My aim: to be able to access a thermostat in my parents guesthouse from anywhere with internet access.
Current home network structure:
- Parents have a primary router at 192.168.0.1 that connects via wireless to their ISP's AP.
- All devices in the main house are in this 192.168.0.x range (how do I actually write that; is it the 192.168.0.0/24 subnet?).
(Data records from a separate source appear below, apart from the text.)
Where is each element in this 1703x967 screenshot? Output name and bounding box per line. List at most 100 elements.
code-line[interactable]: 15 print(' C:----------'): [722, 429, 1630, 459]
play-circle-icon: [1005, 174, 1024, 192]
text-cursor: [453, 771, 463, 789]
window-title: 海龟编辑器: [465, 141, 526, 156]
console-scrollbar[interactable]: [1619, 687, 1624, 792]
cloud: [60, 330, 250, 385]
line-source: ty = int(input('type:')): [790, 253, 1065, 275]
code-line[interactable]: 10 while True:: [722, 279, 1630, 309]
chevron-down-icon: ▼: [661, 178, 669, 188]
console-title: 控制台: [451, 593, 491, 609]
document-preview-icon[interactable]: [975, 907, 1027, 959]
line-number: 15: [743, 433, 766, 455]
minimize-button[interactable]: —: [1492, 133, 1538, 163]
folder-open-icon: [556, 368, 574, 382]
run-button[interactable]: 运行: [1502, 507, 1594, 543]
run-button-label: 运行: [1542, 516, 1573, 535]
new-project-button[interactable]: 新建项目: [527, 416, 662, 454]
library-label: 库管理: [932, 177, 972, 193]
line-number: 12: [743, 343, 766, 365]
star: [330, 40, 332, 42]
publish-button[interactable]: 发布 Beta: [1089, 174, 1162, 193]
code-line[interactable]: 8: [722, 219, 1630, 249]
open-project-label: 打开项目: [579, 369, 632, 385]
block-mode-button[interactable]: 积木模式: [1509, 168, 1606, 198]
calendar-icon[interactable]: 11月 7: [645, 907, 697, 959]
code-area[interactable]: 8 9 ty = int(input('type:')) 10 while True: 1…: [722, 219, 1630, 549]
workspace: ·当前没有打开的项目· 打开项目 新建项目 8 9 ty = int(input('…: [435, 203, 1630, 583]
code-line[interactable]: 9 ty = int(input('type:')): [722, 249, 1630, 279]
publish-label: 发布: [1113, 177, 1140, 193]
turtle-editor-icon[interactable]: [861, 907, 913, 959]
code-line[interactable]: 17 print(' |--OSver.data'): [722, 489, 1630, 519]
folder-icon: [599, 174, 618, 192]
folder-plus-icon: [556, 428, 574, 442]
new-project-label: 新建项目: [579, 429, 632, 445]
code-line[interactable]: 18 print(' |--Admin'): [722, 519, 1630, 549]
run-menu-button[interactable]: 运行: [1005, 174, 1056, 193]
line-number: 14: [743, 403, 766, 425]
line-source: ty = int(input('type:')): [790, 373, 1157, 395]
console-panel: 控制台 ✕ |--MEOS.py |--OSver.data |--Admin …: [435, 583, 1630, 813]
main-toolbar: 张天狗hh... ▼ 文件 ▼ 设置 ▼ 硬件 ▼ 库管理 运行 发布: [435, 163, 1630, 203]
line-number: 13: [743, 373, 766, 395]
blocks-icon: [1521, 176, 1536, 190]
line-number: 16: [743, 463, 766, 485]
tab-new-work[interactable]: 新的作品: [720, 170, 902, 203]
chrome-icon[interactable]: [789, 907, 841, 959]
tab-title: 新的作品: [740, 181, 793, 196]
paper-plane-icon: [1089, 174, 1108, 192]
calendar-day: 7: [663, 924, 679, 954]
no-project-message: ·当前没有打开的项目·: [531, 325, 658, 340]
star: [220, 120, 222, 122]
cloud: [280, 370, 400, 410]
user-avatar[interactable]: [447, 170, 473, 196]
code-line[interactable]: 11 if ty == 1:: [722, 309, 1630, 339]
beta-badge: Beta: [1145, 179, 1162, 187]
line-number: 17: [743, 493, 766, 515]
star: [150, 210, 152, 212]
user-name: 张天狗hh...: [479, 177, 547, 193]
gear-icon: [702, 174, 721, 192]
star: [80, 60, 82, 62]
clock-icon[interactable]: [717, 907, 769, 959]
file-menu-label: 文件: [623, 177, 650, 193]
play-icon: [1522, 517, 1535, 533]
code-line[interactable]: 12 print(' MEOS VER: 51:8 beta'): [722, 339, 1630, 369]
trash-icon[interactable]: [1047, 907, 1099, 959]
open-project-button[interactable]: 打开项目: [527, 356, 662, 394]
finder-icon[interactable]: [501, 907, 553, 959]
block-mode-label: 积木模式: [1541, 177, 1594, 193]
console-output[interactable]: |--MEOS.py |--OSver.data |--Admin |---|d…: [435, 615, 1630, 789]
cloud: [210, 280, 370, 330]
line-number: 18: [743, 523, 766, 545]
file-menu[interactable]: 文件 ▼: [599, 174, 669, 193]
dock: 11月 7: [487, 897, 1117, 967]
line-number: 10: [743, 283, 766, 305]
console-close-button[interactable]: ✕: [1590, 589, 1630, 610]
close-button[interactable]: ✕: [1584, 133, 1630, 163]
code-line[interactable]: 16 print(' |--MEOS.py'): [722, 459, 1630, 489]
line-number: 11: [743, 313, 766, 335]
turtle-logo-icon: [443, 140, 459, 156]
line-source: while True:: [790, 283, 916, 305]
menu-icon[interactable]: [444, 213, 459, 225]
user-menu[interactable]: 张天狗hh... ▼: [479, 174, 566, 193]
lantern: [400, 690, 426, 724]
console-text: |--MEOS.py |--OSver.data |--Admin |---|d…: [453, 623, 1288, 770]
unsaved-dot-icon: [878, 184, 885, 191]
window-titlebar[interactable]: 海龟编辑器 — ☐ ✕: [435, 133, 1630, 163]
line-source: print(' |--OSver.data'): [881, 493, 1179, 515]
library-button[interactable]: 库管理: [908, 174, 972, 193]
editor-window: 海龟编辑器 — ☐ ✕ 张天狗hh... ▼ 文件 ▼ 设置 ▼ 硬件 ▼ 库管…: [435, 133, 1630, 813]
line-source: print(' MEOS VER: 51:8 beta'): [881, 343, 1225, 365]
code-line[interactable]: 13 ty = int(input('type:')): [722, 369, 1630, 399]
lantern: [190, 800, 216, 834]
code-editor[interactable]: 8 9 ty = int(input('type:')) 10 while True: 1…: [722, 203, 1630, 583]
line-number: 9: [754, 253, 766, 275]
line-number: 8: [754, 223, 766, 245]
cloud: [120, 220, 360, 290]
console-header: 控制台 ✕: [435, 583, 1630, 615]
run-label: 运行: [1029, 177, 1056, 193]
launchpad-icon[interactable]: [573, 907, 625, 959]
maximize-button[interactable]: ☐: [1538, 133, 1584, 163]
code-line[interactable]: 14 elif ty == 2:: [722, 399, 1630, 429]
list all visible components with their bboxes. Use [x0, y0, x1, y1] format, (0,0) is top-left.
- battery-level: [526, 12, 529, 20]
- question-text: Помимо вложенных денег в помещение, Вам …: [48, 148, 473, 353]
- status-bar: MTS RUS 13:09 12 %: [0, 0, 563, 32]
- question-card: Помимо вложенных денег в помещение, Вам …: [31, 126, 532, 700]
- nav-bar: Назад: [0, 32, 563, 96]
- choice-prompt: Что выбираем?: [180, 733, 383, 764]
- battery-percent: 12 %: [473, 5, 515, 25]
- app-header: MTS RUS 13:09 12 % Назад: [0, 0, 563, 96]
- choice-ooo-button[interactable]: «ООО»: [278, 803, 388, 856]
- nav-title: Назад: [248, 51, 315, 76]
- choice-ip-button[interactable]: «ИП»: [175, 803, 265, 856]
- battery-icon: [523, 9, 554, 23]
- A separate guest house is connected through a wireless bridge and the guest house wireless receiver is then connected via cable (ether1) to a Mikrotik hAP lite router - the second router - which has the IP address of 192.168.0.8 (I assume this can be called the WAN IP?) and a local IP of 192.168.2.1.
- Connected to the second router via wifi is a thermostat at 192.168.2.2 port 4000.
I contacted my ISP and they have set up the appropriate port forwarding on their end, so the connection is now like this;
phone with app on the net -> the ISP's public address 1.1.1.1 and port 10123 (used as an example). This is then forwarded to the primary router 192.168.0.1 and port 10123, which then forwards the packets to the second router at 192.168.0.8.
What I tried: all sorts of combinations of source and destination Firewall NAT rules, but at this point I am getting confused and don't know what I am doing

I know the issue is with me not being able to set-up the firewall and/or NAT rules correctly. I turned on the log for dropped packets and the forwarding to 192.168.0.8 works (also confirmed by the packet count increasing every time I try to connect via the app) but the 192.168.0.8 -> 192.168.2.1 is where the problem is.
So, these are the questions I have;
Q: Is this a Source or Destination NAT rule issue? Or do I need both?
Q: What IPs and ports am I forwarding? The packet can originate from any IP (mobile provider's assigned IP, IP assigned by any public AP and so on) so am I trying to change the src IP?
Q: The current port of the thermostat is 4000 but the one from the ISP is different (e.g example of 10123) so is there any advantage of changing the thermostat port to be the same 10123? The thermostat allows this; port 4000 is just the default one.
Q: Do I need to play with the firewall rules as well if I configure the NAT rules correctly? [Attached screenshot of what I have now]
Side quest: Once I learn this whole firewall/nat rules, can I use the same to access the Mikrotik router at 192.168.0.8 (192.168.2.1) web config through port 80 from the main house (192.168.0.x)? Is that also a NAT thing and/or do I need to create firewall rules? Forwading or Input?